Perhaps, more importantly, the USNS Safeguard has offloaded high-pressure water pumps in Yokosuka for transfer to the Japanese government to be used in getting the situation at Fukushima under control.

Those high pressure water pumps are going to be critical to getting water on the damaged reactors to keep an already dangerous situation from getting even worse.

UPDATE:
US officials are extremely concerned and alarmed at the way Japanese officials are handling the crisis at Fukushima - and believe that the spent fuel pool at reactor 4 may be dry - exposing the cores to air - and releasing tremendous amounts of radiation to the point that it can be impossible to approach without being a suicide mission.
"We are all-out urging the Japanese to get more people back in there to do emergency operation there, that the next 24 to 48 hours are critical," the official said. "Urgent efforts are needed on the part of the Japanese to restore emergency operations to cool" down the reactors' rods before they trigger a meltdown.

"They need to stop pulling out people—and step up with getting them back in the reactor to cool it. There is a recognition this is a suicide mission," the official said.

The official said the United States is in very deep consultations with Japanese about the way forward and that the only thing that has been favorable is the wind pattern that is blowing the contaminated material out to sea instead south towards Tokyo and other populated areas, but that can't be counted upon.

The U.S. official says experts believe there is a rupture in two, maybe three of the six reactors at the Fukushima power plant, but as worrisome is the fact that spent fuel rods are now exposed to the air, which means that substances like cesium, which have a long half-life, could become airborne.

"That could be deadly for decades," the official said.

There is a growing concern around the world that a nuclear catastrophic disaster is in the works.

"There is talk of an apocalypse and I think the word is particularly well chosen," European Union's energy commissioner Günther Oettinger said today, according to various reports. "Practically everything is out of control.
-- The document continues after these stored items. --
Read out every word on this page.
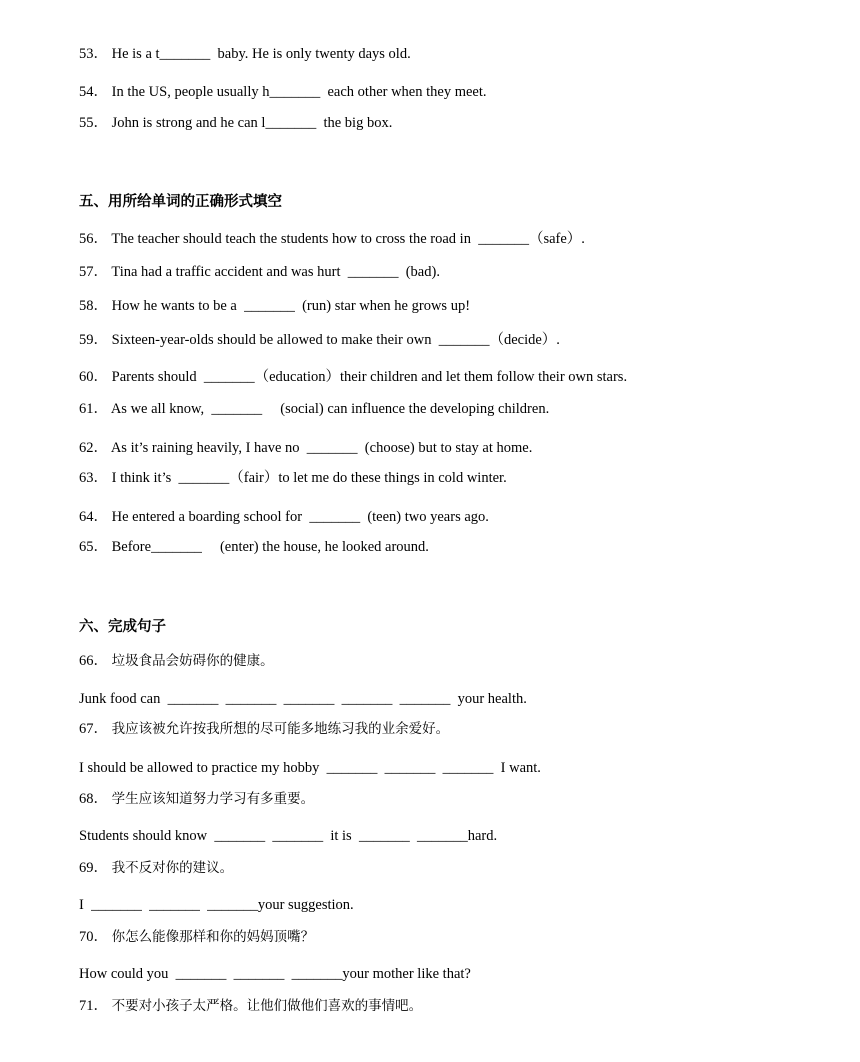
53． He is a t_______  baby. He is only twenty days old.
54． In the US, people usually h_______  each other when they meet.
55． John is strong and he can l_______  the big box.
五、用所给单词的正确形式填空
56． The teacher should teach the students how to cross the road in  _______（safe）.
57． Tina had a traffic accident and was hurt  _______  (bad).
58． How he wants to be a  _______  (run) star when he grows up!
59． Sixteen-year-olds should be allowed to make their own  _______（decide）.
60． Parents should  _______（education）their children and let them follow their own stars.
61． As we all know,  _______     (social) can influence the developing children.
62． As it’s raining heavily, I have no  _______  (choose) but to stay at home.
63． I think it’s  _______（fair）to let me do these things in cold winter.
64． He entered a boarding school for  _______  (teen) two years ago.
65． Before_______     (enter) the house, he looked around.
六、完成句子
66． 垃圾食品会妨碍你的健康。
Junk food can  _______  _______  _______  _______  _______  your health.
67． 我应该被允许按我所想的尽可能多地练习我的业余爱好。
I should be allowed to practice my hobby  _______  _______  _______  I want.
68． 学生应该知道努力学习有多重要。
Students should know  _______  _______  it is  _______  _______hard.
69． 我不反对你的建议。
I  _______  _______  _______your suggestion.
70． 你怎么能像那样和你的妈妈顶嘴？
How could you  _______  _______  _______your mother like that?
71． 不要对小孩子太严格。让他们做他们喜欢的事情吧。
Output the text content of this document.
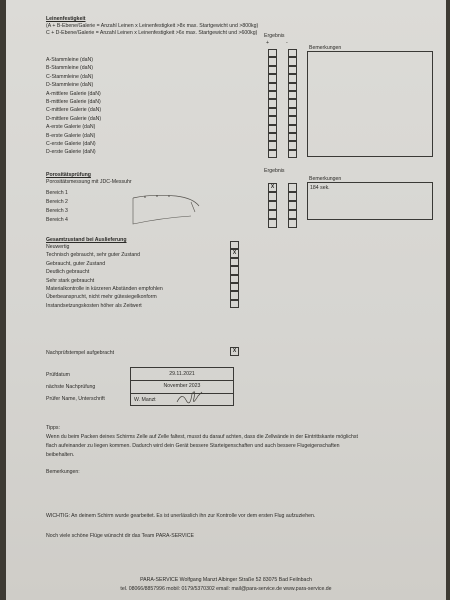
Leinenfestigkeit
(A + B-Ebene/Galerie = Anzahl Leinen x Leinenfestigkeit >8x max. Startgewicht und >800kg)
C + D-Ebene/Galerie = Anzahl Leinen x Leinenfestigkeit >6x max. Startgewicht und >600kg) Ergebnis
+	-
Bemerkungen
A-Stammleine (daN)
B-Stammleine (daN)
C-Stammleine (daN)
D-Stammleine (daN)
A-mittlere Galerie (daN)
B-mittlere Galerie (daN)
C-mittlere Galerie (daN)
D-mittlere Galerie (daN)
A-erste Galerie (daN)
B-erste Galerie (daN)
C-erste Galerie (daN)
D-erste Galerie (daN)
Porositätsprüfung
Porositätsmessung mit JDC-Messuhr
Ergebnis
Bemerkungen
184 sek.
Bereich 1
Bereich 2
Bereich 3
Bereich 4
X
Gesamtzustand bei Auslieferung
Neuwertig
Technisch gebraucht, sehr guter Zustand
Gebraucht, guter Zustand
Deutlich gebraucht
Sehr stark gebraucht
Materialkontrolle in kürzeren Abständen empfohlen
Überbeansprucht, nicht mehr gütesiegelkonform
Instandsetzungskosten höher als Zeitwert
X
Nachprüfstempel aufgebracht	X
Prüfdatum
nächste Nachprüfung
Prüfer Name, Unterschrift
29.11.2021
November 2023
W. Manzt
Tipps:
Wenn du beim Packen deines Schirms Zelle auf Zelle faltest, musst du darauf achten, dass die Zellwände in der Eintrittskante möglichst
flach aufeinander zu liegen kommen. Dadurch wird dein Gerät bessere Starteigenschaften und auch bessere Flugeigenschaften
beibehalten.
Bemerkungen:
WICHTIG: An deinem Schirm wurde gearbeitet. Es ist unerlässlich ihn zur Kontrolle vor dem ersten Flug aufzuziehen.
Noch viele schöne Flüge wünscht dir das Team PARA-SERVICE
PARA-SERVICE Wolfgang Manzt Albinger Straße 52 83075 Bad Feilnbach
tel. 08066/8857996 mobil: 0179/5370302 email: mail@para-service.de www.para-service.de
I cannot exclude the worst in the hours and days to come."
Yet, the IAEA director says that things aren't yet out of control.

I'm thinking that no one really knows the true extent of the damage and everyone's resorting to suppositions based on what information they do know (and however outdated that information may be - a pronouncement based on outdated information may lead to a vastly different conclusion than more current information).

Meanwhile, the US is deploying additional radiation sensors in Hawaii to detect potential radiation downwind of the stricken reactors.